O site de Câmara Municipal de Bragança tem uma entrada de itinerários turísticos, contudo eu não sabia se estão todos sinalizados como trilhos pedestres. O percurso de Alfaião, sim. O de Castro de Avelãs, talvez. Na página, todas as sugestões têm uma breve descrição e um mapa.
Fui ao posto de turismo para esclarecer a questão. Estava indeciso entre o Percurso de Alfaião e o Castro de Avelãs, ambos ficam a poucos quilómetros.
- O Castro de Avelãs fica mais próximo, faça esse.
- E está sinalizado?
- Acho que sim…
Também me foi recomendado o percurso verde do Fervença, caso optasse por ficar na cidade.
- Comece aqui – foi-me apontado um ponto no mapa da cidade, junto ao rio – e termine aqui, na ponte do Jorge. Depois suba ao Castelo. Pode também visitar o museu ibérico da máscara e do traje e o museu Abade de Baçal. Dê uma volta pela cidade e se quiser almoçar vá a Gimonde.
Foram-me indicados os nomes de uma série de restaurantes, cuja especialidade é a Posta à Mirandesa.
- E depois vá gastar as energias no Castro de Avelãs.
Fui direto ao Castro de Avelãs, deixei o carro junto ao parque de merendas, à entrada da aldeia.
Um pequeno riacho atravessa o local. Foi uma surpresa avistar cegonhas pousadas nos prados adjacentes.
Do parque de merendas vê-se o mosteiro do Castro. Fui andando a tentar descobrir indicações de algum PR.
O caminho de Santiago passa aqui. Há setas amarelas e vieiras bem desenhadas nas paredes da aldeia. Em relação a um percurso circular, com 9 km de extensão, nível fácil, de acordo com a página da Câmara de Bragança, não vi nada.
Nestes casos o melhor é falar com as pessoas das aldeias para esclarecer estas questões.

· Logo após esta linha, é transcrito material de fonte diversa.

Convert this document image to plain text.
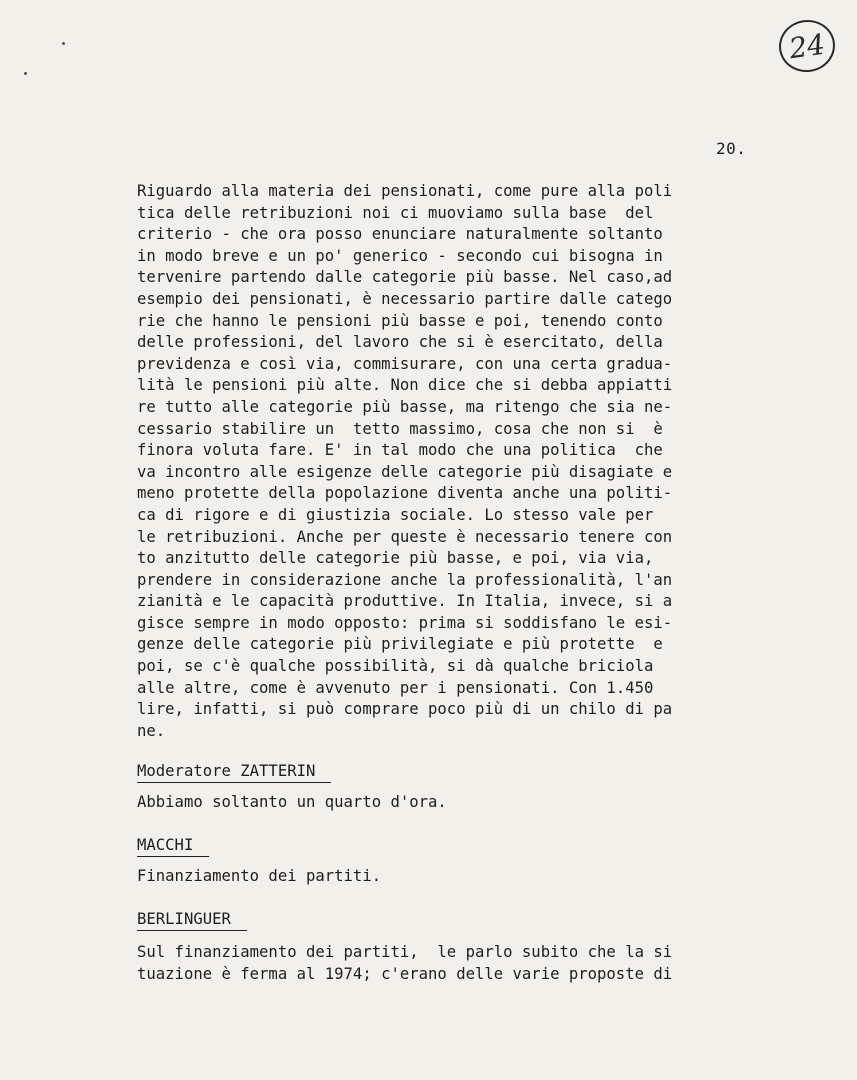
24
20.
Riguardo alla materia dei pensionati, come pure alla poli
tica delle retribuzioni noi ci muoviamo sulla base  del
criterio - che ora posso enunciare naturalmente soltanto
in modo breve e un po' generico - secondo cui bisogna in
tervenire partendo dalle categorie più basse. Nel caso,ad
esempio dei pensionati, è necessario partire dalle catego
rie che hanno le pensioni più basse e poi, tenendo conto
delle professioni, del lavoro che si è esercitato, della
previdenza e così via, commisurare, con una certa gradua-
lità le pensioni più alte. Non dice che si debba appiatti
re tutto alle categorie più basse, ma ritengo che sia ne-
cessario stabilire un  tetto massimo, cosa che non si  è
finora voluta fare. E' in tal modo che una politica  che
va incontro alle esigenze delle categorie più disagiate e
meno protette della popolazione diventa anche una politi-
ca di rigore e di giustizia sociale. Lo stesso vale per
le retribuzioni. Anche per queste è necessario tenere con
to anzitutto delle categorie più basse, e poi, via via,
prendere in considerazione anche la professionalità, l'an
zianità e le capacità produttive. In Italia, invece, si a
gisce sempre in modo opposto: prima si soddisfano le esi-
genze delle categorie più privilegiate e più protette  e
poi, se c'è qualche possibilità, si dà qualche briciola
alle altre, come è avvenuto per i pensionati. Con 1.450
lire, infatti, si può comprare poco più di un chilo di pa
ne.
Moderatore ZATTERIN
Abbiamo soltanto un quarto d'ora.
MACCHI
Finanziamento dei partiti.
BERLINGUER
Sul finanziamento dei partiti,  le parlo subito che la si
tuazione è ferma al 1974; c'erano delle varie proposte di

Convém também dizer a razão de ali estarmos. Não é muito habitual ver estranhos a deambular sozinhos. As pessoas olham com natural curiosidade, querem saber o que andamos a fazer, para onde vamos, de onde vimos. Por uma questão de delicadeza e diplomacia, e também por me ser útil, fui abordando as pessoas, idosas quase todas.
- Bom Dia, pode-me dizer se existe algum caminho sinalizado que eu possa fazer sozinho. Não conheço isto, preciso de orientações.
- De vez em quando vêm grupos de pessoas que sobem aí para cima, para os montes. Mas não sei que caminhos fazem. Olhe, não vá para o monte, senão ainda se perde, siga a estrada e regresse à aldeia.
Conselho útil e que me convenceu que não existe sinalização de PR em Castro de Avelãs.
As indicações da CM são sugestões de caminhadas por locais do concelho, alguns são de facto PR outros não. Os mapas do site são cartas militares. Quem realizar alguns destes percursos convém ter a carta militar/mapa e os habituais instrumentos , bússola, GPS, muito úteis nestes casos.
Não estava preparado. Quando faço caminhadas limito-me a maior parte das vezes a fazer PR, pouco me aventuro fora disso, a não ser que esteja acompanhado por pessoas que conheçam os locais ou tenham instrumentos de orientação.
O Mosteiro de Castro de Avelãs foi, durante a idade Média, o mais importante mosteiro Beneditino de Trás-os – Montes. Extinto em meados do século dezasseis. Hoje, persistem uma nave e os restos de uma estrutura arquitetónica que sofreu muitas alterações ao longo dos tempos. No exterior do templo observa-se um túmulo granítico, do século treze.
Será este o túmulo do misterioso conde de Ariães? Cavaleiro histórico e lendário, com várias referências na toponímia da região.
Segui a minha intuição, fui por uma estrada de terra batida por onde passa o caminho de Santiago e fiz novamente a pergunta a um senhor que encontrei:
- Sabe-me dizer se existe algum caminho sinalizado de pequena rota. É que na Câmara Municipal dão a indicação de um caminho circular de nove quilómetros, que começa no Castro de Avelãs e passa por uma igreja de Fontes.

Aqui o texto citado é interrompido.